Feverfew flowers look very much like a small white daisies and, like the daisy, feverfew is a member of the Chrysanthemum family. It will self-seed and come back year after year as a perennial in USDA zones 5 and above; treat it as an annual in northern climates. Its bright green leaves have a sharp, bitter taste, making it unpleasant to bees, so avoid planting it near flowers that need pollination, but do plant it near plants you wish to protect from pests. Its only real cultural requirement is well-draining soil.

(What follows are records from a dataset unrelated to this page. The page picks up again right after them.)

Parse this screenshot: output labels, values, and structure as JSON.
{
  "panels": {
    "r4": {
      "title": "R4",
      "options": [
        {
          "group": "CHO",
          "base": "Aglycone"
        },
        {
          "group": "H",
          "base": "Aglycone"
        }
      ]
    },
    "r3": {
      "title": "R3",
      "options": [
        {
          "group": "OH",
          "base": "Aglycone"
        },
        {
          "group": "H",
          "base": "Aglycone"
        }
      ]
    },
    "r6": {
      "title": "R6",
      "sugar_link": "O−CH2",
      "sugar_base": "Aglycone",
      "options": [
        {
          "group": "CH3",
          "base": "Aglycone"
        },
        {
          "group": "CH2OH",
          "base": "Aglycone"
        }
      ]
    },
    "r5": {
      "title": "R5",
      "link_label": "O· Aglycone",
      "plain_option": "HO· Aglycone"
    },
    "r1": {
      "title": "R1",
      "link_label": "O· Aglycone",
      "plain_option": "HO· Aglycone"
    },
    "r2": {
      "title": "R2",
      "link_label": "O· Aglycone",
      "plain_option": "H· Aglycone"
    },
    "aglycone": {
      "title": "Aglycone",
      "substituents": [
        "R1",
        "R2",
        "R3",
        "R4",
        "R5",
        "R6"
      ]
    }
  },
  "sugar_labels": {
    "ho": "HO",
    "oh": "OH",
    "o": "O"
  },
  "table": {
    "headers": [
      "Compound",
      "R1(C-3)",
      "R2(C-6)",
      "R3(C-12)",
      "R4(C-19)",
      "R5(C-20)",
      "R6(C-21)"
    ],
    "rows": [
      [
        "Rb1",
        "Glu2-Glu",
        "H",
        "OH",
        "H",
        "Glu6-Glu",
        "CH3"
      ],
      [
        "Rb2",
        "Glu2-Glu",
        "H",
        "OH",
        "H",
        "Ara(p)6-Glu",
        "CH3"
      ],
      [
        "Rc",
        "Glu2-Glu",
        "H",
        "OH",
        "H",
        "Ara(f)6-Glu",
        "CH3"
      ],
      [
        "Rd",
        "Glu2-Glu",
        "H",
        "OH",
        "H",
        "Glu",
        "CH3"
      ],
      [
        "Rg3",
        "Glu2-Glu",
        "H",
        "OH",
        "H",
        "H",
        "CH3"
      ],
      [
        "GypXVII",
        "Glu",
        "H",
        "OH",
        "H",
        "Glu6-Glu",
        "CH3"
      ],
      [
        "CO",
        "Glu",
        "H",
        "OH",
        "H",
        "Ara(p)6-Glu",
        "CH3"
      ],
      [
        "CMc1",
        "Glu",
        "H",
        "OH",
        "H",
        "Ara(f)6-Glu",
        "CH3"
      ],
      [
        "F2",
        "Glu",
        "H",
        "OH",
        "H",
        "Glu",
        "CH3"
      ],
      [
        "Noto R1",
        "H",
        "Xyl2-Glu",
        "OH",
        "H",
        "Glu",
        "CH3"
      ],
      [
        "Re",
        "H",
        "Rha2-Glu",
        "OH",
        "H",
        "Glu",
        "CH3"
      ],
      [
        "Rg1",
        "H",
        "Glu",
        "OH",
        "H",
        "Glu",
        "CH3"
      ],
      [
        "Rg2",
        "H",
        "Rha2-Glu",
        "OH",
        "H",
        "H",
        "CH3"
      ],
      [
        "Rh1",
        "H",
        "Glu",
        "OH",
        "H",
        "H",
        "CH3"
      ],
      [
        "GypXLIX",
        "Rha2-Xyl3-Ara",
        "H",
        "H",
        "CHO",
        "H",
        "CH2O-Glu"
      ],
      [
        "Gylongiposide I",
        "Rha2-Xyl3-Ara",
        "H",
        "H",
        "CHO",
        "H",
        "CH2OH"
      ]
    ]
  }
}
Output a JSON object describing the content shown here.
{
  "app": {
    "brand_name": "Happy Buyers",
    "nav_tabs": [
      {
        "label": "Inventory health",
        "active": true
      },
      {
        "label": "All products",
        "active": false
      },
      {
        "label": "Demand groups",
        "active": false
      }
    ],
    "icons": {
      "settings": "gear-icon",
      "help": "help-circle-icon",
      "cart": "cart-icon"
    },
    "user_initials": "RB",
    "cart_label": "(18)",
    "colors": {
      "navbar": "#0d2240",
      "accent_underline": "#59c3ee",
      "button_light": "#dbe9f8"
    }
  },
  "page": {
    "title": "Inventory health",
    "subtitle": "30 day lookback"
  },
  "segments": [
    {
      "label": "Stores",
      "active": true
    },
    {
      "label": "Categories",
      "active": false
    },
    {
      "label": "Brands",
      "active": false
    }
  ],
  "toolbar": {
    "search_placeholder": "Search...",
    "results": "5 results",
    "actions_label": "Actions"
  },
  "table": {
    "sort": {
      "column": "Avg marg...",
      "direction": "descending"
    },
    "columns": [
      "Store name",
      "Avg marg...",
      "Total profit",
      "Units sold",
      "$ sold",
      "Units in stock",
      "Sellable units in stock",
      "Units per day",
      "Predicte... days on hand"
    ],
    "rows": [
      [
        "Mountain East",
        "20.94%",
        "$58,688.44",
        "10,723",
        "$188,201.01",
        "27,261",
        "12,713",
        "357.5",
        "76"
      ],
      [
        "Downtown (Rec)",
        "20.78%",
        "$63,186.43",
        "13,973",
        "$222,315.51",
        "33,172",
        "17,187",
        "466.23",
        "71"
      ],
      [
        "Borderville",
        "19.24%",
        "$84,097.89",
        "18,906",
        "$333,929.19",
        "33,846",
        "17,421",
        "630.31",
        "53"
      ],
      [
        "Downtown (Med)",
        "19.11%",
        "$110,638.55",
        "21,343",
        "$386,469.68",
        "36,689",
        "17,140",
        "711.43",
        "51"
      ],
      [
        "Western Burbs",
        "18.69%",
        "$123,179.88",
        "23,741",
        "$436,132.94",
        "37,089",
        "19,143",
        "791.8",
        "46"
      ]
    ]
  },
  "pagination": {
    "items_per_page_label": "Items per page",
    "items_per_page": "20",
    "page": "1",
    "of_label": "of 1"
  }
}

Does this Spark an idea?
1. Plant feverfew in full sun in well-draining soil. It is more susceptible to mildew if planted in the shade.
2. Use feverfew as a perennial border plant, but keep it mind that it can grow quite tall, up to two and a half feet. Elisabeth Sheldon, in an article for “The Herb Companion,” recommends cutting it back to half its size in the spring to keep it from hiding the rest of the garden. This will cause it to bloom later but will prevent it from growing into a massive bush.
3. Reset new plants in the spring. Adult feverfew has a tendency to lean over and take root where the stems touch the ground, resulting in a new plant you can cut away from the parent in the spring.
4. Plant feverfew in a pot and place it on steps, a porch or a patio where you don’t want bees. It is also an effective moth repellant. Feverfew should be planted near roses, as it will deter aphids.